To help my English class of Czech 6-year-olds learn their colors, I presented them each with a winter wonderland coloring picture to color in together. To make sure none of my students got ahead of me, I decided to make the instructions nonsensical, such as, “Color the trees orange,” or “Color the snowman purple.” I thought my idea was ingenious and a good, lighthearted way to end our class.
After I’d given the first instruction, my students raced to grab the correct color from the pencil box. Then simultaneously, their hands froze above the coloring page. I saw several students exchange quizzical glances, and begin chattering to each other in Czech. I could tell from their concerned faces and agitated voices that they thought their American teacher had temporarily lost her mind.
Soon one worried student said directly to me, “Orange trees, really? Our mothers and our teacher will be angry when they see we’ve done our picture wrong.” After I gave them several reassurances that we were trying to make a “crazy” picture on purpose, I succeeded in convincing most of the students to cooperate; however, throughout the activity they continued to worry, interrupting to ask me in Czech, “really?” One student ignored me and proceeded to color his trees green, his snowman white, and the rest of his sheet as sensibly as he could.
When Anna Lee arrived at the end of class, I handed her a coloring sheet also. She didn’t seem to have any trouble following my silly directions (perhaps because I was her mother), but she became distraught when she realized that she had colored two birds green instead of only one as I had instructed. She was also concerned that the other students had colored in more than she had.
Although it’s impossible to generalize after one coloring activity, watching the students react to my directions and speaking with their teacher later, it made me think that even a simple activity like coloring might have cultural roots. When I retold the story to Anna’s teacher, she laughed and said, “Yes, they’re typical kindergarteners. They are learning how things are supposed to be in time to go to school next year.”

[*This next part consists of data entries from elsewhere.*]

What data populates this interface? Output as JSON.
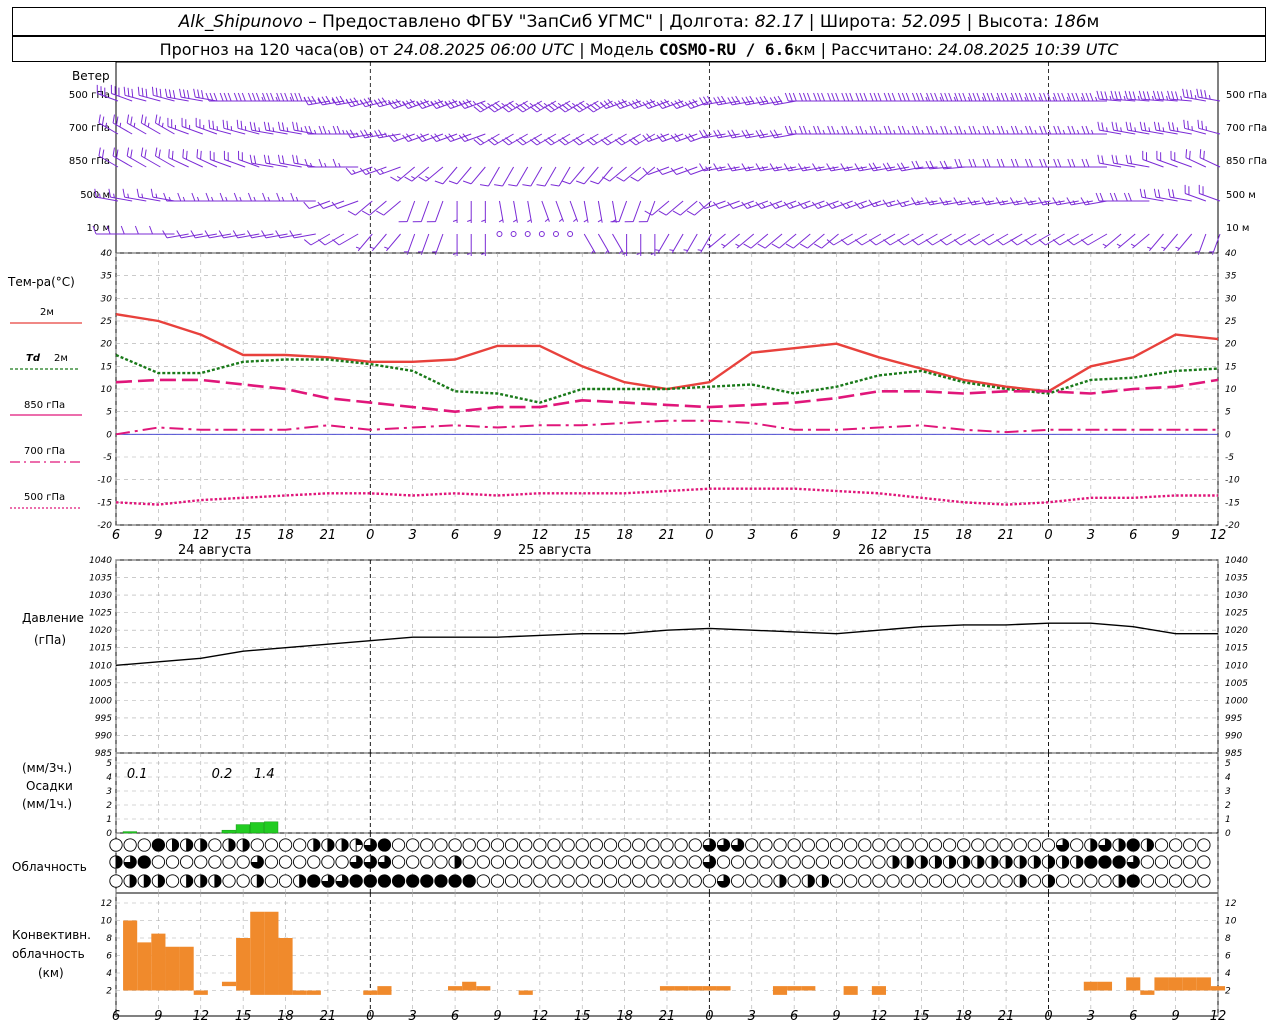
{
  "header": {
    "station": "Alk_Shipunovo",
    "provider": " – Предоставлено ФГБУ \"ЗапСиб УГМС\" | Долгота: ",
    "lon": "82.17",
    "lat_label": " | Широта: ",
    "lat": "52.095",
    "alt_label": " | Высота: ",
    "alt": "186",
    "alt_unit": "м",
    "forecast_label": "Прогноз на 120 часа(ов) от ",
    "forecast_start": "24.08.2025 06:00 UTC",
    "model_label": " | Модель ",
    "model": "COSMO-RU / 6.6",
    "model_unit": "км",
    "calc_label": " | Рассчитано: ",
    "calc_time": "24.08.2025 10:39 UTC"
  },
  "colors": {
    "t2m": "#e8413c",
    "td2m": "#1a7a1a",
    "t850": "#e0167a",
    "t700": "#e0167a",
    "t500": "#e0167a",
    "wind": "#7b2bd6",
    "precip": "#22cc22",
    "conv": "#f08a2c",
    "grid": "#999999"
  },
  "labels": {
    "wind_title": "Ветер",
    "wind_levels": [
      "500 гПа",
      "700 гПа",
      "850 гПа",
      "500 м",
      "10  м"
    ],
    "temp_title": "Тем-ра(°C)",
    "t2m": "2м",
    "td_sym": "Td",
    "td2m": "2м",
    "t850": "850 гПа",
    "t700": "700 гПа",
    "t500": "500 гПа",
    "press_title": "Давление",
    "press_unit": "(гПа)",
    "precip_3h": "(мм/3ч.)",
    "precip_title": "Осадки",
    "precip_1h": "(мм/1ч.)",
    "cloud_title": "Облачность",
    "conv1": "Конвективн.",
    "conv2": "облачность",
    "conv3": "(км)",
    "day1": "24 августа",
    "day2": "25 августа",
    "day3": "26 августа"
  },
  "chart_data": [
    {
      "type": "line",
      "title": "Тем-ра(°C)",
      "x_hours": [
        0,
        3,
        6,
        9,
        12,
        15,
        18,
        21,
        24,
        27,
        30,
        33,
        36,
        39,
        42,
        45,
        48,
        51,
        54,
        57,
        60,
        63,
        66,
        69,
        72,
        75,
        78
      ],
      "x_tick_labels": [
        "6",
        "9",
        "12",
        "15",
        "18",
        "21",
        "0",
        "3",
        "6",
        "9",
        "12",
        "15",
        "18",
        "21",
        "0",
        "3",
        "6",
        "9",
        "12",
        "15",
        "18",
        "21",
        "0",
        "3",
        "6",
        "9",
        "12"
      ],
      "ylim": [
        -20,
        40
      ],
      "series": [
        {
          "name": "2м",
          "values": [
            26.5,
            25,
            22,
            17.5,
            17.5,
            17,
            16,
            16,
            16.5,
            19.5,
            19.5,
            15,
            11.5,
            10,
            11.5,
            18,
            19,
            20,
            17,
            14.5,
            12,
            10.5,
            9.5,
            15,
            17,
            22,
            21
          ]
        },
        {
          "name": "Td 2м",
          "values": [
            17.5,
            13.5,
            13.5,
            16,
            16.5,
            16.5,
            15.5,
            14,
            9.5,
            9,
            7,
            10,
            10,
            10,
            10.5,
            11,
            9,
            10.5,
            13,
            14,
            11.5,
            10,
            9,
            12,
            12.5,
            14,
            14.5
          ]
        },
        {
          "name": "850 гПа",
          "values": [
            11.5,
            12,
            12,
            11,
            10,
            8,
            7,
            6,
            5,
            6,
            6,
            7.5,
            7,
            6.5,
            6,
            6.5,
            7,
            8,
            9.5,
            9.5,
            9,
            9.5,
            9.5,
            9,
            10,
            10.5,
            12
          ]
        },
        {
          "name": "700 гПа",
          "values": [
            0,
            1.5,
            1,
            1,
            1,
            2,
            1,
            1.5,
            2,
            1.5,
            2,
            2,
            2.5,
            3,
            3,
            2.5,
            1,
            1,
            1.5,
            2,
            1,
            0.5,
            1,
            1,
            1,
            1,
            1
          ]
        },
        {
          "name": "500 гПа",
          "values": [
            -15,
            -15.5,
            -14.5,
            -14,
            -13.5,
            -13,
            -13,
            -13.5,
            -13,
            -13.5,
            -13,
            -13,
            -13,
            -12.5,
            -12,
            -12,
            -12,
            -12.5,
            -13,
            -14,
            -15,
            -15.5,
            -15,
            -14,
            -14,
            -13.5,
            -13.5
          ]
        }
      ]
    },
    {
      "type": "line",
      "title": "Давление",
      "ylabel": "(гПа)",
      "ylim": [
        985,
        1040
      ],
      "y_ticks": [
        985,
        990,
        995,
        1000,
        1005,
        1010,
        1015,
        1020,
        1025,
        1030,
        1035,
        1040
      ],
      "x_hours": [
        0,
        3,
        6,
        9,
        12,
        15,
        18,
        21,
        24,
        27,
        30,
        33,
        36,
        39,
        42,
        45,
        48,
        51,
        54,
        57,
        60,
        63,
        66,
        69,
        72,
        75,
        78
      ],
      "values": [
        1010,
        1011,
        1012,
        1014,
        1015,
        1016,
        1017,
        1018,
        1018,
        1018,
        1018.5,
        1019,
        1019,
        1020,
        1020.5,
        1020,
        1019.5,
        1019,
        1020,
        1021,
        1021.5,
        1021.5,
        1022,
        1022,
        1021,
        1019,
        1019
      ]
    },
    {
      "type": "bar",
      "title": "Осадки",
      "ylim": [
        0,
        5
      ],
      "y_ticks": [
        0,
        1,
        2,
        3,
        4,
        5
      ],
      "hourly_mm": [
        {
          "h": 1,
          "v": 0.1
        },
        {
          "h": 8,
          "v": 0.2
        },
        {
          "h": 9,
          "v": 0.6
        },
        {
          "h": 10,
          "v": 0.75
        },
        {
          "h": 11,
          "v": 0.8
        }
      ],
      "totals_3h": [
        {
          "h": 1.5,
          "label": "0.1"
        },
        {
          "h": 7.5,
          "label": "0.2"
        },
        {
          "h": 10.5,
          "label": "1.4"
        }
      ]
    },
    {
      "type": "table",
      "title": "Облачность",
      "note": "three cloud-cover rows, 78 hourly columns; each value is octa 0-8",
      "rows": [
        [
          0,
          0,
          0,
          8,
          4,
          4,
          4,
          0,
          4,
          4,
          0,
          0,
          0,
          0,
          4,
          4,
          4,
          2,
          6,
          8,
          0,
          0,
          0,
          0,
          0,
          0,
          0,
          0,
          0,
          0,
          0,
          0,
          0,
          0,
          0,
          0,
          0,
          0,
          0,
          0,
          0,
          0,
          6,
          6,
          6,
          0,
          0,
          0,
          0,
          0,
          0,
          0,
          0,
          0,
          0,
          0,
          0,
          0,
          0,
          0,
          0,
          0,
          0,
          0,
          0,
          0,
          0,
          6,
          0,
          4,
          6,
          4,
          8,
          4,
          0,
          0,
          0,
          0
        ],
        [
          4,
          6,
          8,
          0,
          0,
          0,
          0,
          0,
          0,
          0,
          6,
          0,
          0,
          0,
          0,
          0,
          0,
          6,
          6,
          6,
          0,
          0,
          0,
          0,
          4,
          0,
          0,
          0,
          0,
          0,
          0,
          0,
          0,
          0,
          0,
          0,
          0,
          0,
          0,
          0,
          0,
          0,
          6,
          0,
          0,
          0,
          0,
          0,
          0,
          0,
          0,
          0,
          0,
          0,
          0,
          4,
          4,
          4,
          4,
          4,
          4,
          4,
          4,
          4,
          4,
          4,
          4,
          4,
          4,
          8,
          8,
          8,
          6,
          0,
          0,
          0,
          0,
          0
        ],
        [
          0,
          4,
          4,
          4,
          0,
          4,
          4,
          4,
          0,
          0,
          4,
          0,
          0,
          4,
          8,
          6,
          6,
          8,
          8,
          8,
          8,
          8,
          8,
          8,
          8,
          8,
          0,
          0,
          0,
          0,
          0,
          0,
          0,
          0,
          0,
          0,
          0,
          0,
          0,
          0,
          0,
          0,
          0,
          6,
          0,
          0,
          0,
          4,
          0,
          4,
          4,
          0,
          0,
          0,
          0,
          0,
          0,
          0,
          0,
          0,
          0,
          0,
          0,
          0,
          4,
          0,
          4,
          0,
          0,
          0,
          0,
          4,
          8,
          0,
          0,
          0,
          0,
          0
        ]
      ]
    },
    {
      "type": "bar",
      "title": "Конвективн. облачность",
      "ylabel": "(км)",
      "ylim": [
        0,
        12
      ],
      "y_ticks": [
        2,
        4,
        6,
        8,
        10,
        12
      ],
      "bars": [
        {
          "h": 1,
          "base": 2,
          "top": 10
        },
        {
          "h": 2,
          "base": 2,
          "top": 7.5
        },
        {
          "h": 3,
          "base": 2,
          "top": 8.5
        },
        {
          "h": 4,
          "base": 2,
          "top": 7
        },
        {
          "h": 5,
          "base": 2,
          "top": 7
        },
        {
          "h": 6,
          "base": 1.5,
          "top": 2
        },
        {
          "h": 8,
          "base": 2.5,
          "top": 3
        },
        {
          "h": 9,
          "base": 2,
          "top": 8
        },
        {
          "h": 10,
          "base": 1.5,
          "top": 11
        },
        {
          "h": 11,
          "base": 1.5,
          "top": 11
        },
        {
          "h": 12,
          "base": 1.5,
          "top": 8
        },
        {
          "h": 13,
          "base": 1.5,
          "top": 2
        },
        {
          "h": 14,
          "base": 1.5,
          "top": 2
        },
        {
          "h": 18,
          "base": 1.5,
          "top": 2
        },
        {
          "h": 19,
          "base": 1.5,
          "top": 2.5
        },
        {
          "h": 24,
          "base": 2,
          "top": 2.5
        },
        {
          "h": 25,
          "base": 2,
          "top": 3
        },
        {
          "h": 26,
          "base": 2,
          "top": 2.5
        },
        {
          "h": 29,
          "base": 1.5,
          "top": 2
        },
        {
          "h": 39,
          "base": 2,
          "top": 2.5
        },
        {
          "h": 40,
          "base": 2,
          "top": 2.5
        },
        {
          "h": 41,
          "base": 2,
          "top": 2.5
        },
        {
          "h": 42,
          "base": 2,
          "top": 2.5
        },
        {
          "h": 43,
          "base": 2,
          "top": 2.5
        },
        {
          "h": 47,
          "base": 1.5,
          "top": 2.5
        },
        {
          "h": 48,
          "base": 2,
          "top": 2.5
        },
        {
          "h": 49,
          "base": 2,
          "top": 2.5
        },
        {
          "h": 52,
          "base": 1.5,
          "top": 2.5
        },
        {
          "h": 54,
          "base": 1.5,
          "top": 2.5
        },
        {
          "h": 69,
          "base": 2,
          "top": 3
        },
        {
          "h": 70,
          "base": 2,
          "top": 3
        },
        {
          "h": 72,
          "base": 2,
          "top": 3.5
        },
        {
          "h": 73,
          "base": 1.5,
          "top": 2
        },
        {
          "h": 74,
          "base": 2,
          "top": 3.5
        },
        {
          "h": 75,
          "base": 2,
          "top": 3.5
        },
        {
          "h": 76,
          "base": 2,
          "top": 3.5
        },
        {
          "h": 77,
          "base": 2,
          "top": 3.5
        },
        {
          "h": 78,
          "base": 2,
          "top": 2.5
        }
      ]
    },
    {
      "type": "scatter",
      "title": "Ветер",
      "note": "wind barbs every hour at 5 levels; direction (deg from) and speed (m/s)",
      "levels": [
        "500 гПа",
        "700 гПа",
        "850 гПа",
        "500 м",
        "10  м"
      ],
      "dir": [
        [
          290,
          285,
          280,
          270,
          270,
          260,
          255,
          250,
          250,
          240,
          240,
          240,
          250,
          250,
          260,
          260,
          270,
          270,
          270,
          270,
          270,
          270,
          270,
          275,
          275,
          280
        ],
        [
          300,
          300,
          290,
          285,
          280,
          270,
          260,
          250,
          250,
          240,
          240,
          240,
          240,
          250,
          260,
          260,
          270,
          270,
          270,
          270,
          270,
          270,
          270,
          280,
          280,
          285
        ],
        [
          300,
          300,
          295,
          290,
          280,
          270,
          250,
          230,
          220,
          210,
          210,
          220,
          230,
          250,
          260,
          260,
          260,
          260,
          260,
          265,
          270,
          270,
          270,
          280,
          290,
          295
        ],
        [
          280,
          280,
          270,
          270,
          270,
          250,
          230,
          200,
          180,
          170,
          160,
          170,
          200,
          230,
          250,
          250,
          250,
          250,
          255,
          260,
          260,
          260,
          260,
          270,
          280,
          290
        ],
        [
          270,
          270,
          260,
          260,
          260,
          240,
          220,
          200,
          180,
          160,
          150,
          150,
          180,
          210,
          230,
          230,
          230,
          240,
          240,
          240,
          240,
          240,
          240,
          230,
          220,
          200
        ]
      ],
      "speed": [
        [
          15,
          15,
          16,
          16,
          17,
          17,
          17,
          18,
          18,
          18,
          18,
          17,
          16,
          16,
          16,
          15,
          15,
          16,
          16,
          17,
          17,
          17,
          17,
          17,
          17,
          17
        ],
        [
          12,
          12,
          12,
          12,
          12,
          12,
          12,
          11,
          10,
          10,
          10,
          10,
          10,
          10,
          11,
          11,
          12,
          12,
          12,
          12,
          12,
          12,
          12,
          12,
          12,
          12
        ],
        [
          10,
          10,
          10,
          10,
          9,
          8,
          8,
          7,
          6,
          5,
          5,
          5,
          6,
          6,
          7,
          8,
          8,
          8,
          9,
          9,
          9,
          9,
          9,
          10,
          10,
          10
        ],
        [
          8,
          8,
          8,
          7,
          7,
          6,
          6,
          5,
          3,
          2,
          2,
          3,
          4,
          5,
          6,
          7,
          8,
          8,
          8,
          8,
          8,
          8,
          8,
          9,
          9,
          9
        ],
        [
          5,
          5,
          5,
          5,
          4,
          4,
          3,
          3,
          2,
          1,
          1,
          2,
          2,
          3,
          3,
          4,
          4,
          4,
          4,
          4,
          4,
          4,
          4,
          3,
          3,
          3
        ]
      ]
    }
  ]
}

From my own experience with the Czech educational system, there is more room for black and white than gray. Respect for authority, traditional rituals and daily routines are firmly instilled in preschool years. I’ve often marveled at the site of one preschool teacher walking down a street in Prague with twenty-four students, all neatly paired off following dutifully behind her.
The complicated routine of dressing and undressing when going from outdoors to indoors and from waking to sleeping, plus the multi-step process of eating a hot lunch with a soup starter each day at lunch are cultural rituals that add to the need for conformity. There are no options for opting out of eating the same meal as the other students, just as each student is expected to change into the appropriate clothes at the appropriate times. It seems only reasonable that with this background, Czech students would be reluctant to embark on a coloring activity that seems impractical. I could almost see their little brains thinking, “What’s the point of a silly picture anyway?”
The culture of conformity instilled in a Czech child’s preschool years continues in grammar school where lessons are often based on repetition and regurgitation. Czech schools are not particularly concerned with free expression and individuality with regard to critical thinking, although Czech students have traditionally scored highly on international math and science exams, areas where memorization and hard skills are essential.
Watching the Christmas performance at Anna Lee’s school, I was impressed by the length of the show, as well as the quantity of complex rhymes, stories and carols the children recited and sang from memory. Hearing twenty little voices chanting in unison made for an endearing performance. There were a few instances when one or two children recited a line alone, but for the most part, the children performed as one voice. When I thought about all the time the children had spent practicing the same rhymes day after day before they knew them perfectly, I wondered if the repetition approach would still be as appealing when the rhymes and riddles were replaced with historical, scientific and mathematic facts.
Interestingly, the main requirement for a child going into grammar school from preschool (apart from turning 6 by Sept of that school year) is a psychologist’s recommendation, plus the ability to sit still. From listening to parents with older children in Czech schools, it appears that some schools are slowly changing their approach to encourage more individual critical thinking, but I think that many teachers have learned the old way and won’t likely change their attitude very quickly.
As far as coloring is concerned, I know from perusing the Czech coloring books that Anna’s babička buys her, there can indeed be a “right” way to color. In these coloring books, labeled for “the smallest,” the left and right pages of each two-page spread are identical. However, one page is perfectly colored in, while the other page is blank, presumably for a child to color in using the same color scheme as on the completed page. Our attempts to use these coloring books at home usually end with Anna Lee in tears because she’s made a mistake. No amount of consoling her that the picture will still look okay, even if she’s gone out of the lines or colored something different from the colors that are shown, works.
I know that as she grows her desire for perfection and her easy annoyance will ease up. In the meantime, we’re trying to steer clear of Czech coloring books and give out blank pieces of paper. I learned my lesson in my English class. I’d rather skip the issues of coloring conformity and let the children show me on which activities they hope to apply their imagination and on which, their practical sensibilities.